De Universiteit voor Humanistiek (UvH) start een onderzoek naar vrijheid en gelijkheid in het onderwijs. Dit onderzoek richt zich op wenselijke uitgangspunten volgens burgers en onderwijsprofessionals.
De vrijheden en verantwoordelijkheden van scholen zijn in Nederland vastgelegd in artikel 23 van de Grondwet. Welke vrijheden en verantwoordelijkheden scholen zouden moeten hebben, is al decennia blijvend voer voor discussie. Een relevante vraag voor politiek en samenleving anno nu is of het grondwetartikel uit 1917 nog wel aansluit bij huidige visies op goed onderwijs en ontwikkelingen in de samenleving.

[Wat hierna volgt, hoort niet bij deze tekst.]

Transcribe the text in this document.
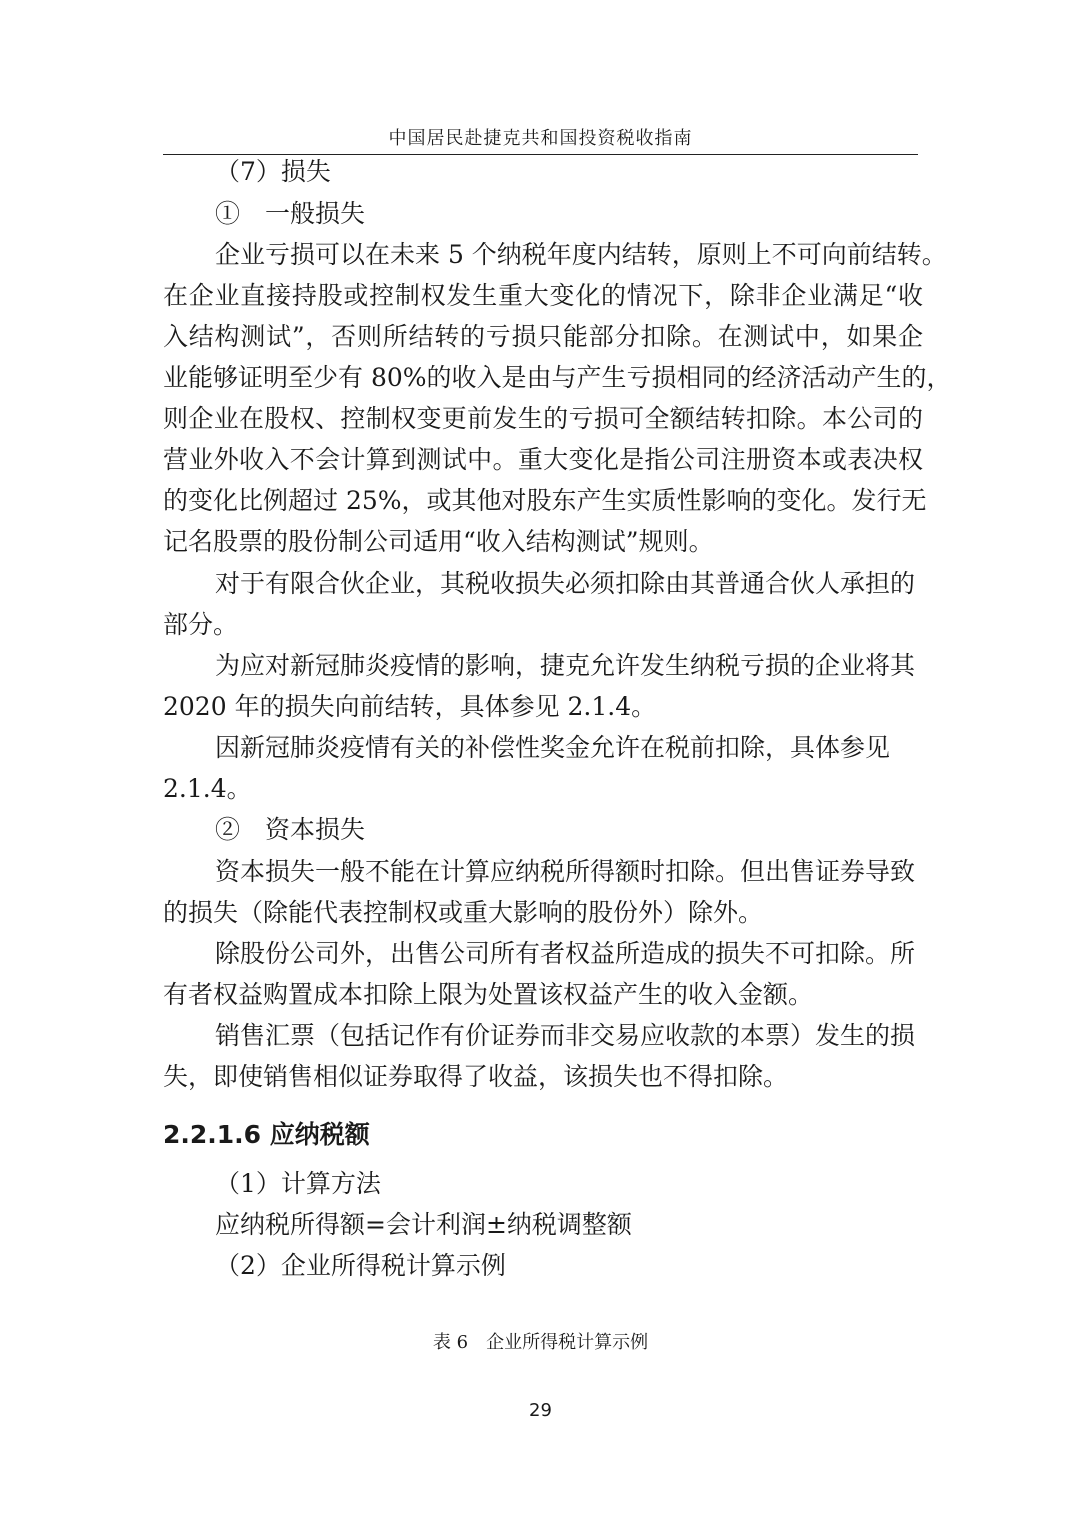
中国居民赴捷克共和国投资税收指南
（7）损失
①　一般损失
企业亏损可以在未来 5 个纳税年度内结转，原则上不可向前结转。
在企业直接持股或控制权发生重大变化的情况下，除非企业满足“收
入结构测试”，否则所结转的亏损只能部分扣除。在测试中，如果企
业能够证明至少有 80%的收入是由与产生亏损相同的经济活动产生的，
则企业在股权、控制权变更前发生的亏损可全额结转扣除。本公司的
营业外收入不会计算到测试中。重大变化是指公司注册资本或表决权
的变化比例超过 25%，或其他对股东产生实质性影响的变化。发行无
记名股票的股份制公司适用“收入结构测试”规则。
对于有限合伙企业，其税收损失必须扣除由其普通合伙人承担的
部分。
为应对新冠肺炎疫情的影响，捷克允许发生纳税亏损的企业将其
2020 年的损失向前结转，具体参见 2.1.4。
因新冠肺炎疫情有关的补偿性奖金允许在税前扣除，具体参见
2.1.4。
②　资本损失
资本损失一般不能在计算应纳税所得额时扣除。但出售证券导致
的损失（除能代表控制权或重大影响的股份外）除外。
除股份公司外，出售公司所有者权益所造成的损失不可扣除。所
有者权益购置成本扣除上限为处置该权益产生的收入金额。
销售汇票（包括记作有价证券而非交易应收款的本票）发生的损
失，即使销售相似证券取得了收益，该损失也不得扣除。
2.2.1.6 应纳税额
（1）计算方法
应纳税所得额=会计利润±纳税调整额
（2）企业所得税计算示例
表 6　企业所得税计算示例
29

Discussies over wenselijke vrijheden en verantwoordelijkheden van scholen worden vaak gevoerd aan de hand van incidenten. Maar weten we eigenlijk wel – los van deze incidenten – hoe burgers in Nederland denken over de vrijheden en verantwoordelijkheden van scholen? En wat betrokkenen als ouders, docenten, directeuren en bestuurders vinden van de impact van artikel 23 op ons huidige onderwijslandschap?
De UvH begint een twee jaar durend onderzoek waarin deze vragen centraal staan, mede gefinancierd door de verenigingen voor openbaar onderwijs VOS/ABB en VOO.
Vrijheden en verantwoordelijkheden
Iedereen in Nederland mag een school beginnen. Deze vrijheid is vastgelegd in artikel 23 van de Grondwet. Zo kunnen ouders voor hun kind kiezen voor een school die past bij hun opvattingen. De overheid stelt wel eisen aan de kwaliteit van het onderwijs en moet daarnaast ook zorgen voor voldoende openbaar onderwijs.
De onderzoekers willen graag te weten komen wat burgers en betrokkenen vinden van deze wettelijk verankerde vrijheden en verantwoordelijkheden. Vinden zij levensbeschouwelijke vorming, bijvoorbeeld, ook een taak van het onderwijs? Zou dit op alle scholen moeten plaatsvinden en op welke manier? En zijn er in dit kader verschillen tussen verschillende groepen mensen?
In de studie verkennen de onderzoekers de samenhang tussen kenmerken van verschillende groepen mensen en hun denkbeelden over huidige en wenselijke vrijheden en verantwoordelijkheden van het onderwijs. Het onderzoek bestaat uit een vragenlijstonderzoek en een verdiepend onderzoek met interviews.
UvH-onderzoeker Isolde de Groot legt uit: ‘We willen aandachtspunten en vergezichten in kaart brengen die kunnen bijdragen aan de maatschappelijke en politieke discussies. Zodat we ook op basis van empirisch onderzoek mogelijke en wenselijke ontwikkelingen in beleid en praktijk kunnen verkennen.’